Каноны стиля Мэттью Арнольда, мы должны были сказать, являются полным отрицанием канонов мистера Суинберна, и в заслугу широте вкуса последнего можно поставить то, что он проникся интеллектуальным темпераментом, который так мало является его собственным. Другие статьи содержат подобные примеры его живости и энергии восприятия и предлагают ряд удачных суждений и наводящих на размышления наблюдений. Его оценка Байрона как поэта (отнюдь не как человека — в этом пункте его высказывания совершенно тщетны) удивительно проницательна; его измерение лирической силы Шелли красноречиво адекватно; его заключительные слова о Джоне Форде стоит процитировать как образец сильного понимания и солидного изложения. Мистер Суинберн отнюдь не всегда солиден, и этот отрывок представляет его в лучшем виде:—

«Ни один поэт не является менее забываемым, чем Форд; никто не вонзает (так сказать) клыки своего гения и своей воли глубже в вашу память. Вы не можете пожать ему руку и пройти мимо; вы не можете сойтись с ним и разойтись по желанию; если он коснется вас однажды, он берет вас, и то, что он берет, он удерживает; его работа становится частью вашего мышления и частью вашего духовного багажа навсегда; он подписывается на вас, как печатью преднамеренной и решительной силы. Его сила никогда не является силой случая; случайная божественность красоты, которая падает, как будто прямо с небес, на случайные строки и фразы некоторых поэтов, никогда не падает по такой небесной случайности на его; его сила импульса соответствует его силе воли; он никогда не работает больше инстинктом, чем решимостью; он знает, чего хочет и что сделает, и достигает своей цели и делает свою работу с полным сознанием цели и настойчивостью замысла. Силой великой воли, подкрепленной силой великой руки, он завоевал место, которое занимает, вопреки всем шансам соперничества в гонке соперничающих гигантов».

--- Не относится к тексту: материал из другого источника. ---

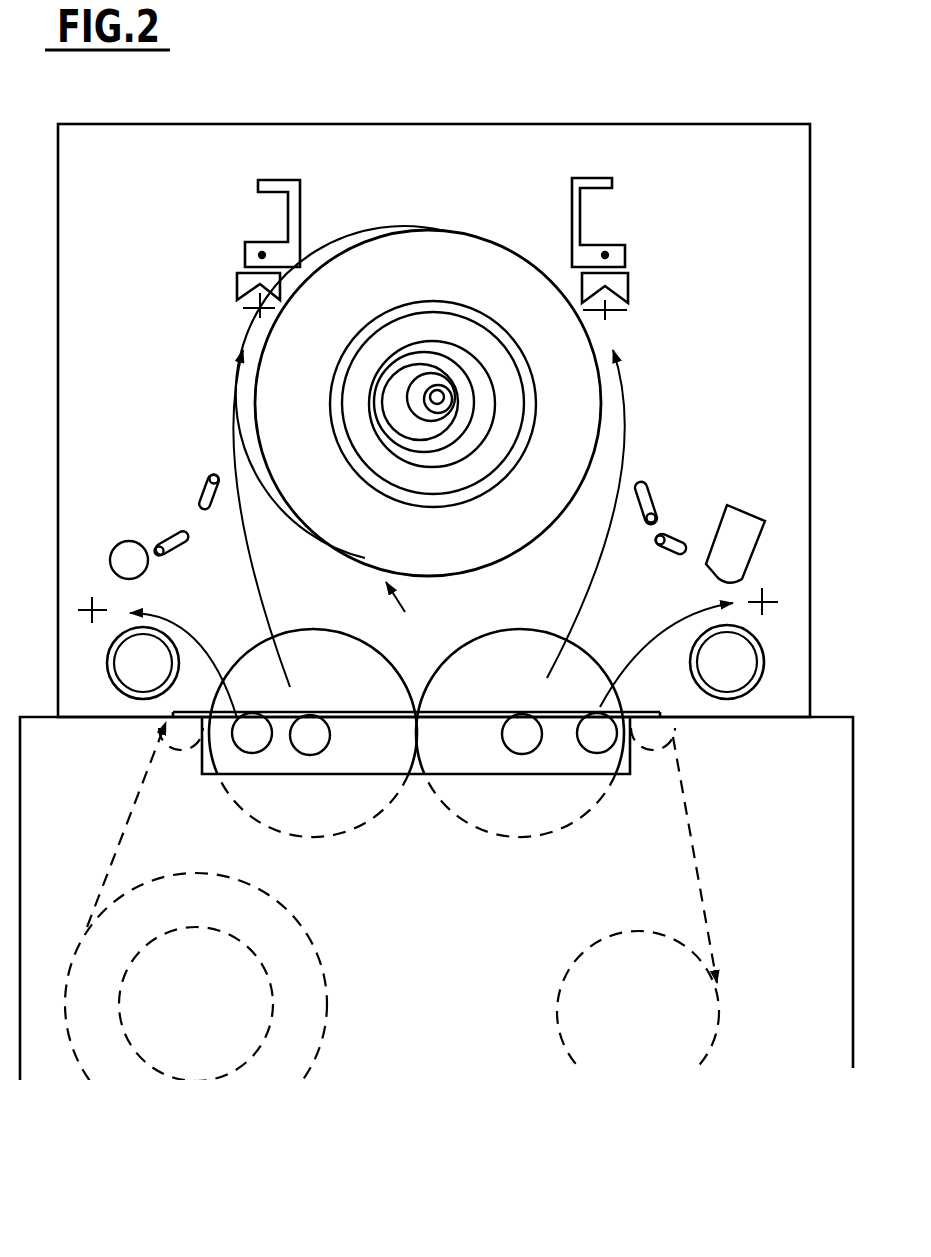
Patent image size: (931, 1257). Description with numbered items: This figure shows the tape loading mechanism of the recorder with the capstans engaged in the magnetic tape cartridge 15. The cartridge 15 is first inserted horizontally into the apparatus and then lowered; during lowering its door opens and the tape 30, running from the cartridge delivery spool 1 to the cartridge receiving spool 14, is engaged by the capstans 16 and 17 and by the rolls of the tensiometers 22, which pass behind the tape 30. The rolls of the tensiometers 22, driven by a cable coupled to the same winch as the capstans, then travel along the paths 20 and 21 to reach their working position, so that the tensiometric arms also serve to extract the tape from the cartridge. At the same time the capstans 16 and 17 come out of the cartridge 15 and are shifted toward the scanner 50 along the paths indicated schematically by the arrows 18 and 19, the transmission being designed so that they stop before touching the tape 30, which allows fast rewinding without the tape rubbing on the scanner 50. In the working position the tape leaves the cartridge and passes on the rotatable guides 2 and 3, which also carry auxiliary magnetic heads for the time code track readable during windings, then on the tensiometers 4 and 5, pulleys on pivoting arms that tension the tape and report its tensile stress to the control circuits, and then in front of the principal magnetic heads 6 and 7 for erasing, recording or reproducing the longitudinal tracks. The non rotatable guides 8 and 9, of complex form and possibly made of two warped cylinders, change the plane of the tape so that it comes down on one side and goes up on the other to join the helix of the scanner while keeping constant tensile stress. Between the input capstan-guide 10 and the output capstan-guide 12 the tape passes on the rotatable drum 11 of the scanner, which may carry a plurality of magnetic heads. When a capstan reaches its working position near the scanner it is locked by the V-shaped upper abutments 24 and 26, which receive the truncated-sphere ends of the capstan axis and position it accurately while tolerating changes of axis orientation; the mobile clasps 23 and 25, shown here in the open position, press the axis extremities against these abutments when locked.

С другой стороны, мистер Суинберн постоянно склонен в этом же ключе впадать в вопиющее легкомыслие и извращенность вкуса; как, например, в утверждении, что он не может считать Вордсворта «как просто поэта» равным Кольриджу как просто поэту; в высказывании об Альфреде де Мюссе как о «женщине-паже или сопровождающем карлике» Байрона, а его стихах как о «отварах разбавленного байронизма»; или в упоминании бойко и мимоходом о «Мадемуазель де Мопен» Готье как о «самой совершенной и изысканной книге современности».

Отметить, однако, пункты, в которых суждение мистера Суинберна попадает в цель, или пункты, в которых оно промахивается, сравнительно излишне, поскольку оба этих случая кажутся нам по сути случайными. Его книга — это вовсе не книга суждений; это книга чистого воображения. Его гений — просто для стиля, а вовсе не для мысли или реального анализа; он проходит через движения критики и делает значительную демонстрацию логики и философии, но с глубоким пониманием его письмо, кажется нам, имеет очень мало общего.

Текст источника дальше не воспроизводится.